North Korea’s global IT worker scheme has drawn new sanctions after investigators traced hundreds of millions in illicit earnings.
The U.S. Treasury Department targeted a network that allegedly moved funds through cryptocurrency channels. Authorities say the operation generated nearly $800 million in 2024 alone. The action highlights how digital assets continue to play a role in sanctions evasion.
OFAC Sanctions Expose Crypto Network Behind DPRK IT Worker Scheme
The U.S. Treasury’s Office of Foreign Assets Control sanctioned six individuals and two entities on March 12, 2026.
Authorities linked them to North Korea’s overseas IT worker operations. Officials say the scheme generated large revenue streams that supported the country’s weapons programs.
According to the Treasury action, workers obtained jobs using stolen identities and fabricated credentials. Many targeted technology firms and other legitimate businesses.
Earnings from those jobs reportedly flowed back to the North Korean government.
The regime then collected most of those wages from workers stationed abroad. Treasury officials say those funds helped finance ballistic missile and weapons programs. The activity violated both U.S. and United Nations sanctions.
Cybersecurity firm Chainalysis described the operation as a coordinated global effort. The company said the network stretched across Vietnam, Laos, and Spain. It relied heavily on digital asset transfers to move funds internationally.
Cryptocurrency Addresses and Facilitators Linked to DPRK Operations
The sanctions designation included 21 cryptocurrency addresses across several blockchains. These addresses span networks such as Ethereum, Tron, and Bitcoin.
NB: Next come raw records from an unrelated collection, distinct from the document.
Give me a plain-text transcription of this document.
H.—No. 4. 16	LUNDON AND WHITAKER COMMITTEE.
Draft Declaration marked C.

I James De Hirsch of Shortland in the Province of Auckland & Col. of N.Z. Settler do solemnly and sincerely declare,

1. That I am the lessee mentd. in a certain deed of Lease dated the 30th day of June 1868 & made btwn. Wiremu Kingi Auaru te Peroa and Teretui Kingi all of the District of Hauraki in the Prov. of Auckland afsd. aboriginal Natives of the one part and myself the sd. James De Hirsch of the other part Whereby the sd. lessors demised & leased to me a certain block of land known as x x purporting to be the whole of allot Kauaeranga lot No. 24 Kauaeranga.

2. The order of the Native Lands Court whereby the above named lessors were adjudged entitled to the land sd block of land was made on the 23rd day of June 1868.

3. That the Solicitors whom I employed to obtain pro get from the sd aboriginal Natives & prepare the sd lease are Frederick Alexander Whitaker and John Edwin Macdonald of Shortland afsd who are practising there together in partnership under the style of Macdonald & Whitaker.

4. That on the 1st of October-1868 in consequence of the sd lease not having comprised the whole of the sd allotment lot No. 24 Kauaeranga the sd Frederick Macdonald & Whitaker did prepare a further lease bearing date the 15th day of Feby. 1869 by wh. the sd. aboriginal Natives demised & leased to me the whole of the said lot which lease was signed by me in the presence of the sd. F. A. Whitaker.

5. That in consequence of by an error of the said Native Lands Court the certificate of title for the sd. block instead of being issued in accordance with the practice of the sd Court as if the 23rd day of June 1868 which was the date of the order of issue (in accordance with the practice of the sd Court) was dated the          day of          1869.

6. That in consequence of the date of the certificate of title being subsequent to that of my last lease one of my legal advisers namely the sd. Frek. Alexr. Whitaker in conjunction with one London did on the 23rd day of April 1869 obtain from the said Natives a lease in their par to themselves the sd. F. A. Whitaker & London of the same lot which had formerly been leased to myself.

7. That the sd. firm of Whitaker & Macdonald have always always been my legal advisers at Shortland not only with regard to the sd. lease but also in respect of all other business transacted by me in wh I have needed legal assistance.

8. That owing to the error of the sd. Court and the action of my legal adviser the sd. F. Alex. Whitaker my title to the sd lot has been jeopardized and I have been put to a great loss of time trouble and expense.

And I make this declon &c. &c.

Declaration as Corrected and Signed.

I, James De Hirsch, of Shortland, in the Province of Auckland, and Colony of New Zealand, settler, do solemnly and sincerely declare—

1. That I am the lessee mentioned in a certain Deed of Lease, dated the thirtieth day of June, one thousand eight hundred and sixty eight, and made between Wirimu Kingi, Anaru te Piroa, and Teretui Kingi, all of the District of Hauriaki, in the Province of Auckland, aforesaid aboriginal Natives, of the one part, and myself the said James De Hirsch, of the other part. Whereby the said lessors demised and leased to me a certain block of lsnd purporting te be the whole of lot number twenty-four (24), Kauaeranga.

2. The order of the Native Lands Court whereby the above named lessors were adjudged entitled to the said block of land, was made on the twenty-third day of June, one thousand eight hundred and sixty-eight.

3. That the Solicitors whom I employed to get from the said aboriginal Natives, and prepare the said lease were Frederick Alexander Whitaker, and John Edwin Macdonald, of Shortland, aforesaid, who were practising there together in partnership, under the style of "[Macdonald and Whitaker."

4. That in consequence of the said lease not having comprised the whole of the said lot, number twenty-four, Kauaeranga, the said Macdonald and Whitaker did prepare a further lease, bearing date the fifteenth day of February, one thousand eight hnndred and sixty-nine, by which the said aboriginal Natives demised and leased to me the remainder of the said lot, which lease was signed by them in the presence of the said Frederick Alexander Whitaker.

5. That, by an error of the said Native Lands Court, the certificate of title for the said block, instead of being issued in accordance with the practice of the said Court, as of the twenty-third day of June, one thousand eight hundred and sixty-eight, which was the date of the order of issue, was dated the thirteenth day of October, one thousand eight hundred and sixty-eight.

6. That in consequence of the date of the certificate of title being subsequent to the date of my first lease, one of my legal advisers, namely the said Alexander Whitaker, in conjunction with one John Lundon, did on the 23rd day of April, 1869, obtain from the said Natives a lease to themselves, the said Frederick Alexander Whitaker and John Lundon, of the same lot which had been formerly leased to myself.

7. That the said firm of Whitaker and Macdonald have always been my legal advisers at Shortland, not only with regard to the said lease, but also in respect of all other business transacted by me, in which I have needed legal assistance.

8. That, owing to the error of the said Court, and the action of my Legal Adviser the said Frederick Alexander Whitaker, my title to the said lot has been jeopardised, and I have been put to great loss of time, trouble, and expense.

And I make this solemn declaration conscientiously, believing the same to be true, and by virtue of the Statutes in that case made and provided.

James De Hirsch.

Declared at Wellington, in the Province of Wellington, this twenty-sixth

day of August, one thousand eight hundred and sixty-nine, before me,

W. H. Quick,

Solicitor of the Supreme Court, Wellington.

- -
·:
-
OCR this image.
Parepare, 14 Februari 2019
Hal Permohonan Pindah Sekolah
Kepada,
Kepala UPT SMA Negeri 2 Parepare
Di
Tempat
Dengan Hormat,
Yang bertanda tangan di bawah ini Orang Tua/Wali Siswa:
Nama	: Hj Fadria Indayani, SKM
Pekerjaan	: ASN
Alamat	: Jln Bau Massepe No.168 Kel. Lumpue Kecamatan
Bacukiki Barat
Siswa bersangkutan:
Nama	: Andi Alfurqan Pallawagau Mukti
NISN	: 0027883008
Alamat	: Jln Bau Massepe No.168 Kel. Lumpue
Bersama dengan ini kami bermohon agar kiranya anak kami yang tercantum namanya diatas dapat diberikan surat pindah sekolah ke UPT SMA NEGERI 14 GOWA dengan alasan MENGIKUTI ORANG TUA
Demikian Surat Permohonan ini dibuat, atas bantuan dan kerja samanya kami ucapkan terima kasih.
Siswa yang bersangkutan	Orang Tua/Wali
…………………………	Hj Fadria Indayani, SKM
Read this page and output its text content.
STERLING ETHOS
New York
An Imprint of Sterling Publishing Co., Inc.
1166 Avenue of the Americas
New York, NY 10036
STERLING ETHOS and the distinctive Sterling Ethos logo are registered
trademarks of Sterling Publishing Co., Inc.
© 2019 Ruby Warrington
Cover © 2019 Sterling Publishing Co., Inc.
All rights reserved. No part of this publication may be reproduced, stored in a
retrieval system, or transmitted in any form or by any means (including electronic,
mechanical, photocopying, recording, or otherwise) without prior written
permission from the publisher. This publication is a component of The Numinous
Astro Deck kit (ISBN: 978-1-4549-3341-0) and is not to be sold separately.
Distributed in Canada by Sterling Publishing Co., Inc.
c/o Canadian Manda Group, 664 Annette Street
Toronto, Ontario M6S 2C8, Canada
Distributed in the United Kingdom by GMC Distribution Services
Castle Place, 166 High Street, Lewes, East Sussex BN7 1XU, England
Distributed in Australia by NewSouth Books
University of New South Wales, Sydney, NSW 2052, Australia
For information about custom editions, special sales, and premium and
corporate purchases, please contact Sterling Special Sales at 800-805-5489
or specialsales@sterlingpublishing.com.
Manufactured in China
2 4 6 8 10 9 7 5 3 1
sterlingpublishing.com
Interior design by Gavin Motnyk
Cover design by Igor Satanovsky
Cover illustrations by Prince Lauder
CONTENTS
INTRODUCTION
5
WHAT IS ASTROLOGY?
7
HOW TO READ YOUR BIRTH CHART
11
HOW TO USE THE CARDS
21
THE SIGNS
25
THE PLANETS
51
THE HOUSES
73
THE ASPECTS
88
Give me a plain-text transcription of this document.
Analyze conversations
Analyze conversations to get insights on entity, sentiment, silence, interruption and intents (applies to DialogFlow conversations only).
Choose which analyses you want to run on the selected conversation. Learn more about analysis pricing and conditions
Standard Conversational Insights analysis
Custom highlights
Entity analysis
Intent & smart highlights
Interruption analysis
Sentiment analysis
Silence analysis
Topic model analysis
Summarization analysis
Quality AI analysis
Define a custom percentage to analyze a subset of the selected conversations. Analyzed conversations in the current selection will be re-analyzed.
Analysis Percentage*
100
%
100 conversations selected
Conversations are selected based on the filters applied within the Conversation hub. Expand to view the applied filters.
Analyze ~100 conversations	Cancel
Officials say the multi-chain structure helped obscure the flow of funds.
Vietnam-based facilitator Nguyen Quang Viet played a central role in the operation. Treasury data shows he converted roughly $2.5 million into cryptocurrency between mid-2023 and mid-2025. Authorities say those funds came from North Korean IT worker earnings.
The addresses also link to Amnokgang Technology Development Company. The DPRK entity manages overseas IT worker delegations and procurement activities. Seven addresses tied to the organization appear on Ethereum and Tron networks.
Another individual, Yun Song Guk, led an IT worker group operating in Boten, Laos. Treasury investigators traced two Ethereum addresses connected to his operations. The addresses received payments tied to contract work and technology services.
Authorities also identified a Bitcoin wallet linked to Hoang Minh Quang. Treasury records show he coordinated more than $70,000 in transactions with Yun. Officials say the payments related to IT services performed by North Korean workers.
The Treasury action also updated sanctions tied to Sim Hyon Sop. He represents Korea Kwangson Banking Corp in China. Authorities added eleven new cryptocurrency addresses connected to his financial network.
Chainalysis said the designated entities relied on common crypto services. These included hosted wallets, exchanges, decentralized finance platforms, and cross-chain bridges.
The firm said its monitoring systems now flag interactions with the sanctioned addresses.
Officials continue to warn crypto companies about the risks of such schemes. Treasury guidance urges exchanges and service providers to screen counterparties carefully.
Authorities also recommend monitoring unusual payment patterns linked to overseas IT work.